L. Berthé de Besaucèle, dans une thèse consacrée à Jean-Baptiste Giraldi, 1504-1573. Étude sur l’évolution des théories littéraires en Italie au XVI e siècle, Paris, Picard, 1920, retrace la biographie de Giraldi et les relations houleuses qu’il a entretenues avec son élève Pigna. La publication de leurs traités respectifs place la première conceptualisation du romanzo sous le signe de la discorde. Ils auraient, en effet, puisé à une source commune, « une dissertation sur l’Arioste et sur le poème héroïque, composée sept ans auparavant, et dont chacun d’eux se prétendaient l’auteur » (p. 26). Le critique suppose que c’est Giraldi que l’a écrite et en a adressé ensuite une copie à Pigna ; celui-ci aurait donc plagié les idées de son protecteur.

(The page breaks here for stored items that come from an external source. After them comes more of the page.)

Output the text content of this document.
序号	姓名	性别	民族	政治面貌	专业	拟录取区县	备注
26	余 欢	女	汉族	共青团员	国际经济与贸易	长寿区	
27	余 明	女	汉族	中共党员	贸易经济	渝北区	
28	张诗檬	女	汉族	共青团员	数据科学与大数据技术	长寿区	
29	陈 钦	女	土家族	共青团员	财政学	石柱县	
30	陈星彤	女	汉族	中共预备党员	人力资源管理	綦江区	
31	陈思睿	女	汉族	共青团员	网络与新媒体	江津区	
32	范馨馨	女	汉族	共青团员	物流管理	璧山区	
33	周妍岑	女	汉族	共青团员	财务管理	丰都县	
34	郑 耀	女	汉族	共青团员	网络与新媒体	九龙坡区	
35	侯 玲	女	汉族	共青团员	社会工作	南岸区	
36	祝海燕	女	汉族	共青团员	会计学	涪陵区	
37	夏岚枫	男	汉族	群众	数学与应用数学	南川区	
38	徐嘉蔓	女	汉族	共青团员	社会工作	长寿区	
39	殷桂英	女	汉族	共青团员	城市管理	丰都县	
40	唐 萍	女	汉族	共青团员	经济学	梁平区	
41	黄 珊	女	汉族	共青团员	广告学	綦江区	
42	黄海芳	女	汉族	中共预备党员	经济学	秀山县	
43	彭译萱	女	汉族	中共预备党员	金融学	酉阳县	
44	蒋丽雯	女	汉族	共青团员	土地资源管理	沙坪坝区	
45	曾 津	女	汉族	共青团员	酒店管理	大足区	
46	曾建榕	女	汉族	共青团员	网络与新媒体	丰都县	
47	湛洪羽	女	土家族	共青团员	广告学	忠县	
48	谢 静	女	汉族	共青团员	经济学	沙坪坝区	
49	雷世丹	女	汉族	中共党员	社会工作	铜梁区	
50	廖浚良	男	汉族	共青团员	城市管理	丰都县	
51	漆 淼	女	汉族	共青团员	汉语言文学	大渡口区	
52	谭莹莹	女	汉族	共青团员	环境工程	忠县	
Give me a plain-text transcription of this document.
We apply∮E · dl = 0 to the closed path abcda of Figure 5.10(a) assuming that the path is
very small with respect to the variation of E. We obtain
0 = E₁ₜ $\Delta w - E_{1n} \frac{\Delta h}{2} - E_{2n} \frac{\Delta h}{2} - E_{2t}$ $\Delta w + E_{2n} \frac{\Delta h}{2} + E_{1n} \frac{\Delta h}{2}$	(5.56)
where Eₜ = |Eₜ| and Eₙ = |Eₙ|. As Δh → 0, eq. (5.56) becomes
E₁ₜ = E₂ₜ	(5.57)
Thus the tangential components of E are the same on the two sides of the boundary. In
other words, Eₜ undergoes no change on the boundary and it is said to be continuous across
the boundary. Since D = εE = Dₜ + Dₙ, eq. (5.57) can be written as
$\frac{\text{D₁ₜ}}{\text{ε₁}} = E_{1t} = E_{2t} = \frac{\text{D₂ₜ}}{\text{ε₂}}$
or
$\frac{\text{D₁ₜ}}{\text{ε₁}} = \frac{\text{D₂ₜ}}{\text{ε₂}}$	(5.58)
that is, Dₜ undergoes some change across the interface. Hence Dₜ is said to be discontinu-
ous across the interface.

Il faut cependant constater que les exposés, quoique globalement convergents, se distinguent quant à leur organisation intrinsèque.

180.

Pour connaître la nature des traités échangés en fonction de l’œuvre au cœur de la querelle ainsi que les contradicteurs auxquels chacun d’eux répond, nous avons consulté l’étude précitée de B. Weinberg, A History of Literary Criticism… Une vue d’ensemble des positions défendues par les différents auteurs nous a été donnée par la première partie de l’ouvrage d’A. Boilève-Guerlet, Le Genre romanesque : des théories de la Renaissance italienne aux réflexions du XVII siècle français, Santiago de Compostela, Service de Publications de l’Université, 1993. Quant aux textes eux-mêmes, nous les avons consultés, pour l’essentiel, à la réserve de la Bibliothèque Nationale de France et sous forme de documents numérisés sur le site électronique Gallica.

181.

Voir l’article d’A. L. Gordon, « Daniel d’Auge, interprète de la Poétique d’Aristote en France avant Scaliger et plagiaire d’Alessandro Lionardi », Bibliothèque d’Humanisme et Renaissance, t. XXVIII, 1966, pp. 377-392. Par une analyse comparative serrée, l’auteur prouve la fidélité de la restitution du texte italien, qui répertorie et explicite clairement les principales distinctions d’Aristote.